Most obviously the mock-generated version has an abstraction for Progress, while in the approved version, the progress seam is introduced by overriding the println method. This forces the implementation to be an open class - in Java you wouldn’t notice this, but in Kotlin classes are final by default (probably my biggest beef with the language). The Progress interface is undoubtedly nicer than the plain-old-println in the approved version, and a consequence of being made to think about the relationship between the refresher and reporting progress while we were writing the spec in the test. We could have introduced the interface in the approved version, but didn’t have to in order to test it, so we came down on the side of pragmatism. This pragmatism also explains the nasty hiding of the println global function by a method - obviously we were originally just printing to the console, and the override gave us a dirty way to capture that output into the approved file.

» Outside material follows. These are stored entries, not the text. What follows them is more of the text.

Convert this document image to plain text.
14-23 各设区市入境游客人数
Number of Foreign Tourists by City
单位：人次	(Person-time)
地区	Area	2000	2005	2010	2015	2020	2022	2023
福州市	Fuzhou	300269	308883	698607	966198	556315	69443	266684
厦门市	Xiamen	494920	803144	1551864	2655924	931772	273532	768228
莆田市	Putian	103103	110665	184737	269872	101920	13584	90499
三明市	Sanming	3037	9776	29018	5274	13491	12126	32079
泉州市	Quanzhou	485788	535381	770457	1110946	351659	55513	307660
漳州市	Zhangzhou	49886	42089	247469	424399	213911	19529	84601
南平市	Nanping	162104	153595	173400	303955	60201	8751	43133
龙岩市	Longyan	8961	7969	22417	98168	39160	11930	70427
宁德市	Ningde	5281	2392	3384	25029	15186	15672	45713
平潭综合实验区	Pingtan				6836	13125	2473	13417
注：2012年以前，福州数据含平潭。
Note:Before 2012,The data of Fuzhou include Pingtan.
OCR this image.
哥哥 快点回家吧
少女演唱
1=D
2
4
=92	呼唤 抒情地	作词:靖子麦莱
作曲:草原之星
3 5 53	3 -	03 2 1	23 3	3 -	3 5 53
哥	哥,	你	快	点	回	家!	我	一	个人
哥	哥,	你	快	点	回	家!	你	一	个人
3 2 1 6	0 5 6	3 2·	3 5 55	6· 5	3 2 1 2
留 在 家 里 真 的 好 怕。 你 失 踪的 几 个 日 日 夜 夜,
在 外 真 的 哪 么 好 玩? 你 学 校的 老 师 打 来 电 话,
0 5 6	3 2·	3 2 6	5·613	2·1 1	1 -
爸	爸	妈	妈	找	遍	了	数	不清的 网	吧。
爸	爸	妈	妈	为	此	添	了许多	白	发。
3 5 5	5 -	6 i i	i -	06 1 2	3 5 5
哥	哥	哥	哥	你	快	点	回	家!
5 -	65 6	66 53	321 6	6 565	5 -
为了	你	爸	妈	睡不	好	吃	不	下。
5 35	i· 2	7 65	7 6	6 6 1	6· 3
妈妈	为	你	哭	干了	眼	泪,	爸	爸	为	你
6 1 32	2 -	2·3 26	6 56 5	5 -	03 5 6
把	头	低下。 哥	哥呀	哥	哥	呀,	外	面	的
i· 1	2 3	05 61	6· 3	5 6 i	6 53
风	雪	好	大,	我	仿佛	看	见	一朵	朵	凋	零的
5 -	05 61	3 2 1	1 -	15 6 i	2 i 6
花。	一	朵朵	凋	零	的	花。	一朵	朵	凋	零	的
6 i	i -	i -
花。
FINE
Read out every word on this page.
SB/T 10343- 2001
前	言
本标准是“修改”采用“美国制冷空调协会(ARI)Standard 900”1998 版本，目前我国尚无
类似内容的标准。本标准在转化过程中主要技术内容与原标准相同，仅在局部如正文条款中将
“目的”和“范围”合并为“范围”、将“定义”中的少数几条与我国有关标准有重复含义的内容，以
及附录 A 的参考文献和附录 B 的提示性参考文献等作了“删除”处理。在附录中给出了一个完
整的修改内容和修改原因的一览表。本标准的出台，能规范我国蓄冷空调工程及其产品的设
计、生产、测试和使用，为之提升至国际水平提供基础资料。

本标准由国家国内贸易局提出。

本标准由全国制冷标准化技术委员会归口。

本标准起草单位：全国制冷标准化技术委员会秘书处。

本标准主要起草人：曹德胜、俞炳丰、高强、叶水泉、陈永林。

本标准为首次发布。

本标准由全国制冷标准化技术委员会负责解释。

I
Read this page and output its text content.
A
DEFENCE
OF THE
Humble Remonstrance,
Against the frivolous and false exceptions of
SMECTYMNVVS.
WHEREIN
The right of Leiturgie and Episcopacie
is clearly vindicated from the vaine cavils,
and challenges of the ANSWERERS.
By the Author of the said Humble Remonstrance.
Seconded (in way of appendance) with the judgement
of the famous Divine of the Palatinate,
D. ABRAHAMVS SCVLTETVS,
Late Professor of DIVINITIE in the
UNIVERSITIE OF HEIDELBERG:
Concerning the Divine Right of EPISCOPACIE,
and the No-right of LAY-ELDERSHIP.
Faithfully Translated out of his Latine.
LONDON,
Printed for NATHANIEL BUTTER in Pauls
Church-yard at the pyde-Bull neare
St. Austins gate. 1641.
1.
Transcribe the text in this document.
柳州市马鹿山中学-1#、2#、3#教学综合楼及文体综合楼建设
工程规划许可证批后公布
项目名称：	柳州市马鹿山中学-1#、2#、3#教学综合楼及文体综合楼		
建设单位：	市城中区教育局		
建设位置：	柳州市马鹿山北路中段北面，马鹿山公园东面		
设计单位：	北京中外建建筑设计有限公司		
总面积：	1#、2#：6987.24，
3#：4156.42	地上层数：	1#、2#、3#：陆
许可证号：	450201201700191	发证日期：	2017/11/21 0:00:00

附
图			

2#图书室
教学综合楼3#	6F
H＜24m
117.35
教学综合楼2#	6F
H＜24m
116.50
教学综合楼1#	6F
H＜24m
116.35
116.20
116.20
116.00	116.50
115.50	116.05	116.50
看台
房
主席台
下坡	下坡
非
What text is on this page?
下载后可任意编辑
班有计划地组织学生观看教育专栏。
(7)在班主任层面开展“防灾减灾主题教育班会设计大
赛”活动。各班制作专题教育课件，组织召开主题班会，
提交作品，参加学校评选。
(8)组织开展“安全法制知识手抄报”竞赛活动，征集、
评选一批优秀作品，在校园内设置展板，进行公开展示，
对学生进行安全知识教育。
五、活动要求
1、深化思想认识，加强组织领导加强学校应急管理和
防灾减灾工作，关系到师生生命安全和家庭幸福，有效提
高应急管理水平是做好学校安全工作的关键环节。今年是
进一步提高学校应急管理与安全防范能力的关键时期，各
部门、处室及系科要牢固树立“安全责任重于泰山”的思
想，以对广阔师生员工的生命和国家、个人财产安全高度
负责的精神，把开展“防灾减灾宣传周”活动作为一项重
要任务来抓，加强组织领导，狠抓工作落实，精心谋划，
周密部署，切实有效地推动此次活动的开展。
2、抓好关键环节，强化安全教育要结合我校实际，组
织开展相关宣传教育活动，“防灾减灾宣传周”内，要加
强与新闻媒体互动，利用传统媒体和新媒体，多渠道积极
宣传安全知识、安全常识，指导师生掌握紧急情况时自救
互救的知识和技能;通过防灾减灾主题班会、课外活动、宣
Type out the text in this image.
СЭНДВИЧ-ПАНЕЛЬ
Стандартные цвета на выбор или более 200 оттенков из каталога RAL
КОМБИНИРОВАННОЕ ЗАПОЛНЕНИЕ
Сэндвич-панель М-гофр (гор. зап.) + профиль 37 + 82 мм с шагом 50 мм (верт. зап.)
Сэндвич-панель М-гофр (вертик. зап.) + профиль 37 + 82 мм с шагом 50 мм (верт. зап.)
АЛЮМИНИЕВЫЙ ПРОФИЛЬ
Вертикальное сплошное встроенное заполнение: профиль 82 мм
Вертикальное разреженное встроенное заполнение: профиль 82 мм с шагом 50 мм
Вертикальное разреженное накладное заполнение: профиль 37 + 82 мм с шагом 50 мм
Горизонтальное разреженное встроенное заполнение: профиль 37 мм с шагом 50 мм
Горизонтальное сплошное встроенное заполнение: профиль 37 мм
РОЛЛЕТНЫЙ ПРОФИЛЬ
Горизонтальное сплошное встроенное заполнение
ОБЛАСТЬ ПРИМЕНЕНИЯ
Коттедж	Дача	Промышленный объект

More subtly, while both versions have an interface, ICanIndexJournals, to allow us to introduce selectable indexing behaviour, the mocked version introduces ITellYouAboutJournals, whereas the approved version is able to use the production Journals implementation. This introduction of interfaces just to facilitate testing is common, if controversial. Mockista’s argue that it introduces seams that better express the structure of the problem, and can aid extensibility and reuse. Countering that is the introduction of complexity that is not actually solving todays’ problem, and the difficulty finding a different name for the interface to a thing from its default implementation - should it be IIndexer / Indexer or Indexer / IndexerImpl. Since discovering the IAmAnInterfaceNameThatTellsYouWhatIDo convention I’m more delighted by the opportunity for whimsy than bugged by the two names, but you may disagree.

By the way, if you’re wondering why both versions pass the journals and indexer into the refresh method rather having them as fields, it’s because in the actual code we want to rebuild them from scratch when we reindex (once a month or so) to avoid having any state lying around between runs.

Comparing the Tests

If the implementation is largely the same, the tests differ wildly:

  • The mock test runs very much faster
  • The approvals test combines all the things that it is verifying into one test, the mock test shows what happens
  • The details of the behaviour of the refresher are hidden inside in the approved file, and even then require interpretation. The mock makes the behaviour clear in the test.
  • The mock test is able to show the behaviour of the code in the face of exceptions, the approvals test doesn’t. I suppose it could, but it would complicate things quite a bit.
  • The approvals test exercises the Journals code against the real API, at least on its first run.
  • The approvals test relies on HTTP caching magic, the mock test on JMock magic.
  • The mock test took and implementation took half a day, perhaps longer than expected because I was working with a new pair. The approvals test and implementation took maybe an hour, but would have been longer had the HTTP caching not already been in place.

You’ll have probably made up your mind which you prefer by now, but I’m still on the fence. The JMock test seems a lot more valuable in showing the behaviour of the code, but it doesn’t tell you anything you couldn’t get by looking at the actual implementation for 2 minutes. It will tell you if a change to that implementation changes its behaviour, but because it’s a strict unit test, won’t tell you if changes to any of its collaborators will change its behaviour. The approvals test is pretty useless at telling you what the code does, but that doesn’t matter if you can work it out in 2 minutes, and it will fail if changes to Journals or some of its dependencies change what it tries to index.